INI mungkin hanya bisa terjadi di Indonesia. Adalah seorang
laki-laki yang tampaknya yakin benar bahwa ia akan tak lama lagi
jadi Presiden -- menggantikan Jenderal Soeharto: Namanya Sawito,
44 tahun, tinggalnya di jalan Tampomas 8, Bogor. Sawito asal
desa Sanan Wetan, Blitar, salah satu dari putera Pak
Kartowibowo, pengajar sekolah guru di kota itu. Sekitar tahun
1950-an, ia masuk fakultas pertanian di Bogor. Ia lulus, dengan
gelar insinyur. Kemudian ia jadi pegawai Departemen Pertanian.
Tapi sejak 1968, Sawito tak diberi jabatan atau pekerjaan,
"karena adanya keragu-raguan mengenai dirinya", begitu
keterangan dari Departemen tadi.
Keragu-raguan apa, tak jelas.
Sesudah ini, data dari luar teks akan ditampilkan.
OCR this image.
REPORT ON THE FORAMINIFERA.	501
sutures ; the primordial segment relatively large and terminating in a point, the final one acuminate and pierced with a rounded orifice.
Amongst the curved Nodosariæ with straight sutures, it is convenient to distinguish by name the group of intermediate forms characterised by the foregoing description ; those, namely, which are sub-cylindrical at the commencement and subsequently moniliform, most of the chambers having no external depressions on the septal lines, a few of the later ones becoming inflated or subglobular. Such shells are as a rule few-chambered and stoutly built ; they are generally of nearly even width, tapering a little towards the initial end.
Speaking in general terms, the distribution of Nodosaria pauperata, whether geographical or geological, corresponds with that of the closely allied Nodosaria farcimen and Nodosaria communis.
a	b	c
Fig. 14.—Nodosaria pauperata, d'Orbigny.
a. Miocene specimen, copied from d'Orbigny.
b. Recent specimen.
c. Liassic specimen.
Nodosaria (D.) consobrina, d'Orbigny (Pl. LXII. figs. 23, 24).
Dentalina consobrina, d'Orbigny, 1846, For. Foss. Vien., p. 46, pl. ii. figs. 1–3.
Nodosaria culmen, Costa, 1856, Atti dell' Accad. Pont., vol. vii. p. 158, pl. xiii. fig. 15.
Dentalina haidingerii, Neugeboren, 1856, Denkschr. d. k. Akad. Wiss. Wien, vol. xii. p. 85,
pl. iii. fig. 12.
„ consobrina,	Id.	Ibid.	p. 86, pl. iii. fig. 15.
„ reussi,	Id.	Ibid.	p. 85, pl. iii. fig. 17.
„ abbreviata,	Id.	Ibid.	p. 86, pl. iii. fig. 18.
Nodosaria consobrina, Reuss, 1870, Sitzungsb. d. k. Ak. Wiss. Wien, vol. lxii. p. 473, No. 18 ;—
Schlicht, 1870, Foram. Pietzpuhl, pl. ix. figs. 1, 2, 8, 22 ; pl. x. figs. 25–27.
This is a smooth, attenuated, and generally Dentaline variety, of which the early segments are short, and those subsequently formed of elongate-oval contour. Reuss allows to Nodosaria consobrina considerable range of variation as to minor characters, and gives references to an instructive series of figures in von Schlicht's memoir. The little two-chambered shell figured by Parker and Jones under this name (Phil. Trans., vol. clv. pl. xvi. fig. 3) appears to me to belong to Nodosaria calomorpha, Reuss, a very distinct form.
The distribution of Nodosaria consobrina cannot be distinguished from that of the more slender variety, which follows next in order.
Sebuah sumber mengatakan bahwa
pegawai yang mendiami daerah klas satu di Bogor itu -- di rumah
dinas yang kemudian dibelinya -- terlibat "korupsi". Tapi sumber
lain juga mengatakan bahwa ia dituduh termasuk orang PNI yang
sangat "Sukarnois" dan pendukung grup "Ali-Surachman", yang
setelah Gestapu dibersihkan dari pelbagai jabatan. Sawito, yang
tak punya anak dan hanya punya sepasang anjing (salah satu
bernama "Dulfi", singkatan dari "Idul Fitri"), termasuk keluarga
jauh almarhum Bung Karno.
Semenjak ia dinon-aktifkan, ia memasuki secara aktif "dunia
kebatinan" -- yang rupanya bisa menampung rasa "terbuang"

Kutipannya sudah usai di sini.